La Légion appelée à pérenniser sa collaboration

Alors que ce week-end, des violences ont de nouveau été perpétrées, nous nous sommes interrogés sur les actions mises en place alors que l’année 2020 se termine. Y a-t-il eu un bilan d’étape des recommandations de Dominique Sorain, dont il fallait juste cocher des cases notamment sur le recrutement de compétences à la préfecture ?

Dans son courrier au ministre, Thani Mohamed Soilihi avait notamment sollicité des gendarmes et des policiers supplémentaires, un renfort dans la police judiciaire, « la pérennisation de la collaboration de la Légion étrangère », et de monter en puissance dans les reconduites à la frontière, « pour atteindre 40 puis 50.000 par an. »

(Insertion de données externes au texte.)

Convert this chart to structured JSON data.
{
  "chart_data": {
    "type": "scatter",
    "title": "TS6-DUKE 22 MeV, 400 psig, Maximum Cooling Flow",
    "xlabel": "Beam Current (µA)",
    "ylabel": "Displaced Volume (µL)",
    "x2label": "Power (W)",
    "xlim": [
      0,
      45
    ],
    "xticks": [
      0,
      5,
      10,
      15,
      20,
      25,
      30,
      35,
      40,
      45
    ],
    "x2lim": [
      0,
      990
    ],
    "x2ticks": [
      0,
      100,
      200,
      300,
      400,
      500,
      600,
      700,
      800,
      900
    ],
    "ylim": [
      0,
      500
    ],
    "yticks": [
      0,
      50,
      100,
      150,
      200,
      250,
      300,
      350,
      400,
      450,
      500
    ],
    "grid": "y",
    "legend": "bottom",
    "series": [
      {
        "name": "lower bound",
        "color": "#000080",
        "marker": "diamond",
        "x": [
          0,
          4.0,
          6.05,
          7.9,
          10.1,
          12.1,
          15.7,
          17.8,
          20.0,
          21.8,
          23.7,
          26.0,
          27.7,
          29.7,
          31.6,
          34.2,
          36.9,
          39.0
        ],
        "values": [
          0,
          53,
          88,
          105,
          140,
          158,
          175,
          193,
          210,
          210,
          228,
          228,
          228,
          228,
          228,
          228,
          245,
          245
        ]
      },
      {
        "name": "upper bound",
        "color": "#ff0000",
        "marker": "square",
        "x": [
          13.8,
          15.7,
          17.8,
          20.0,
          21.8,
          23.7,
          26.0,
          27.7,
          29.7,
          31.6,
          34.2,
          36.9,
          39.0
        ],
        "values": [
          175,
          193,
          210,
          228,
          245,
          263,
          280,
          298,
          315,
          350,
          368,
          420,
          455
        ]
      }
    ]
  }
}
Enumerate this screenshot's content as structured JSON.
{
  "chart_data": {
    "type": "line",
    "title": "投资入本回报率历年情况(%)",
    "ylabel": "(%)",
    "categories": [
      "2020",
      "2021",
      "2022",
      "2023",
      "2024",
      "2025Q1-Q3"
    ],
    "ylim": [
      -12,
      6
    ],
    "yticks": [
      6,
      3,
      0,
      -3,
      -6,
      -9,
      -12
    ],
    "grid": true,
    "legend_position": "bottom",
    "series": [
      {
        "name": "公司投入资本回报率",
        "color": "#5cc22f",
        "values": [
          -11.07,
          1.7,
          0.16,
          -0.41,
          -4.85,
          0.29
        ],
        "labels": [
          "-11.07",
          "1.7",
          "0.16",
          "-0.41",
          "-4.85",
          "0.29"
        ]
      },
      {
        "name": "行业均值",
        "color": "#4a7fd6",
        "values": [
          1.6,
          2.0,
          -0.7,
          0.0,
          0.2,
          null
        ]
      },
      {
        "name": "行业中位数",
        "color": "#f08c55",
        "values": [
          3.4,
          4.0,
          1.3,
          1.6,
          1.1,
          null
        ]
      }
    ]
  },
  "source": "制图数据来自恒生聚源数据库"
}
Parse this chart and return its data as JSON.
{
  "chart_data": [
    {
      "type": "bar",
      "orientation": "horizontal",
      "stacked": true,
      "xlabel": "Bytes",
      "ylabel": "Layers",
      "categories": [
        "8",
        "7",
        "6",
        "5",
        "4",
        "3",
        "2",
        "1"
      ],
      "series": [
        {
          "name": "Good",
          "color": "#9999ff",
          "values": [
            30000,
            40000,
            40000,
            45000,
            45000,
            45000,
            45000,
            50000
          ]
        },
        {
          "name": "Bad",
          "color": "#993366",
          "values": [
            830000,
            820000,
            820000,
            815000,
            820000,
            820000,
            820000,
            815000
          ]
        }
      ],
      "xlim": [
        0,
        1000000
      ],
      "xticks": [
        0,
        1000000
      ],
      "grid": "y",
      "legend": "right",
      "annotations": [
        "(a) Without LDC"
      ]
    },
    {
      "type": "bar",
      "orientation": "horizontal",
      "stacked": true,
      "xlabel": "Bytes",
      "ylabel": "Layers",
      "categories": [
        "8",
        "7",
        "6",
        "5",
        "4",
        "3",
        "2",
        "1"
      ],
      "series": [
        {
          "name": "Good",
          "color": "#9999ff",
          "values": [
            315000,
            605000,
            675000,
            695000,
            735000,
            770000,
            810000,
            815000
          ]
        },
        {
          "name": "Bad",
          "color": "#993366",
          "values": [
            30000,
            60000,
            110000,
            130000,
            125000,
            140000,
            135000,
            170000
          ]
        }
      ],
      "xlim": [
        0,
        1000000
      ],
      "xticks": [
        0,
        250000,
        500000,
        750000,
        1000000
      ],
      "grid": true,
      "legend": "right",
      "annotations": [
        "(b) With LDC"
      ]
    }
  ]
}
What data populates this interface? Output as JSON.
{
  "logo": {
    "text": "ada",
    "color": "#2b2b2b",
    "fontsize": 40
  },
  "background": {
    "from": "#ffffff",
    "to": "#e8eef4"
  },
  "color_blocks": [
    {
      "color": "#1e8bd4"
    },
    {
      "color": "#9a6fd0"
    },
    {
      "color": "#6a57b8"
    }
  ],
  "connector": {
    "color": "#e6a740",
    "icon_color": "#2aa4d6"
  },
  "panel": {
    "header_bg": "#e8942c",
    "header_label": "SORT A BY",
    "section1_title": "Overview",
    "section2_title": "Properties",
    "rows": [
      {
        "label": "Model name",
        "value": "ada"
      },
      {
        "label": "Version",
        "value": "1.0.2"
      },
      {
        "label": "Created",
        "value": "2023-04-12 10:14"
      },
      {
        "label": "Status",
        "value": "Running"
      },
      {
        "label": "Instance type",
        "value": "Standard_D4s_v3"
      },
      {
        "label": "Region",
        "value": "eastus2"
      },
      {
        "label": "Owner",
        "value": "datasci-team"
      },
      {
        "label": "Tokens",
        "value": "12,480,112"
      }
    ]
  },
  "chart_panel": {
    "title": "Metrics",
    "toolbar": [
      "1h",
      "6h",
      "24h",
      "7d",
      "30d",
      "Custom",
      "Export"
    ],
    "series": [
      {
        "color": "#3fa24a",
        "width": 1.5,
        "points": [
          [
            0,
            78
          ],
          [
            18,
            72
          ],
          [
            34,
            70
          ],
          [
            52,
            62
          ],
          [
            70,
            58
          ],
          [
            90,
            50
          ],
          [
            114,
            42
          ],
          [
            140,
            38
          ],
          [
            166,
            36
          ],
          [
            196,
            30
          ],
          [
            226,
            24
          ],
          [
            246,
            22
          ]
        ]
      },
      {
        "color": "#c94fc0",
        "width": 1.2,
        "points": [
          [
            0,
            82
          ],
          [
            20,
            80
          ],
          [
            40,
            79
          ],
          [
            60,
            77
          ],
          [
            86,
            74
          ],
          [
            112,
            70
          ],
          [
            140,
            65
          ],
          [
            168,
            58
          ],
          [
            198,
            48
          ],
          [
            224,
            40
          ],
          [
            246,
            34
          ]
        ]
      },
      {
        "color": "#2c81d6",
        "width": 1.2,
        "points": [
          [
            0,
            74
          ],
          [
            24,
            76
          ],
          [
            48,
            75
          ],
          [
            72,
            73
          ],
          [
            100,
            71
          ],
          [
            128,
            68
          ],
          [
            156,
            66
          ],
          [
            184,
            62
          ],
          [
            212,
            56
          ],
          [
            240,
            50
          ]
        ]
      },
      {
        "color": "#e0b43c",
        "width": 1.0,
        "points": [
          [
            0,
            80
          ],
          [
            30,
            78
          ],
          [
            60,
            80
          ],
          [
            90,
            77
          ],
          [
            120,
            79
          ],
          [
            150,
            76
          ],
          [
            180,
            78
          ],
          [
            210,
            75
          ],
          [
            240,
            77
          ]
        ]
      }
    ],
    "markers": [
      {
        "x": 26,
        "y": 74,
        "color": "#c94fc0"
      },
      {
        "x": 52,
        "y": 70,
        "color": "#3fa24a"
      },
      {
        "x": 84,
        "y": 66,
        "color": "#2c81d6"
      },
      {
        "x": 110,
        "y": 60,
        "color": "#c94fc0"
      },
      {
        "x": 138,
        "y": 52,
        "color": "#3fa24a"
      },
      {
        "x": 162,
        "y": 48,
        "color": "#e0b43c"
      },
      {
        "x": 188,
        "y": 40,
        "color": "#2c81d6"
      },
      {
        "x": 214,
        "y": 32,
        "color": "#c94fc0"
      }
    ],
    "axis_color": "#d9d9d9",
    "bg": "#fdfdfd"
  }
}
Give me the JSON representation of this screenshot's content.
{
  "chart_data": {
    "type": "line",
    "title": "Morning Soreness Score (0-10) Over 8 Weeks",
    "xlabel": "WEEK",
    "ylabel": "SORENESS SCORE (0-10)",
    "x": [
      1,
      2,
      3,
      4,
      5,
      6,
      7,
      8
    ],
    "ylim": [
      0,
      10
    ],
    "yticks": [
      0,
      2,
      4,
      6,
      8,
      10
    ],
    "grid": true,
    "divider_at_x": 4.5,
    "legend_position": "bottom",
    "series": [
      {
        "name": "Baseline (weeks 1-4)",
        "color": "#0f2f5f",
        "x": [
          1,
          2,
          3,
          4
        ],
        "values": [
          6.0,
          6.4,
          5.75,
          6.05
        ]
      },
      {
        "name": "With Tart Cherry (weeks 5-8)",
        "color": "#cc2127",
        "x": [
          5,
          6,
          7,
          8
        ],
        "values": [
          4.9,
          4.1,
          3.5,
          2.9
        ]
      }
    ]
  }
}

Nous avons de nouveau interpellé le sénateur, qui nous révèle avoir reçu une réponse du premier ministre Jean Castex le 16 novembre dernier. « Le premier ministre revient sur mes propositions en indiquant qu’elles couvrent un large champ, et que des réunions se sont déjà tenues en interministériel sur le dossier des moyens à allouer à Mayotte. Des décisions vont être prises, indique-t-il, Jean Castex a sollicité les ministres des Armées, celui de l’Europe et des Affaires étrangères, de l’Intérieur, le Garde des Sceaux, le ministre de l’Economie et des Finances, et le ministre des Outre-mer. » Le parlementaire mahorais considère que l’envoi d’une soixantaine de gendarmes mobiles répond justement à ses demandes, mais qu’il faut dresser un point précis pour s’assurer que ce ne sont pas de simples remplacements.

Les services ne sont pas tous dotés des compétences idoines et d’un niveau demandé. On nous ressort régulièrement des raisons d’attractivité, quand il suffit de mettre les moyens financiers pour chaque poste, ou d’adapter des mesures. « La délégation interministérielle de 2018 avait suggéré de recourir aux contractuels de la fonction publique et d’assouplir le décret sur l’Indemnité de sujétion géographique en proposant de ne pas la limiter à une seule personne d’un couple de fonctionnaires. Cela éviterait qu’ils viennent en célibat géographique alors que l’Etat peut proposer un poste au conjoint », indique le parlementaire qui continue à solliciter les sphères au pouvoir. Il a été contacté par des énarques, « ils proposent un partenariat pour travailler sur les dossier pour partie en présentiel, pour partie à distance. »

Un point sur les avancées depuis le diagnostic du préfet Sorain serait donc le bienvenu.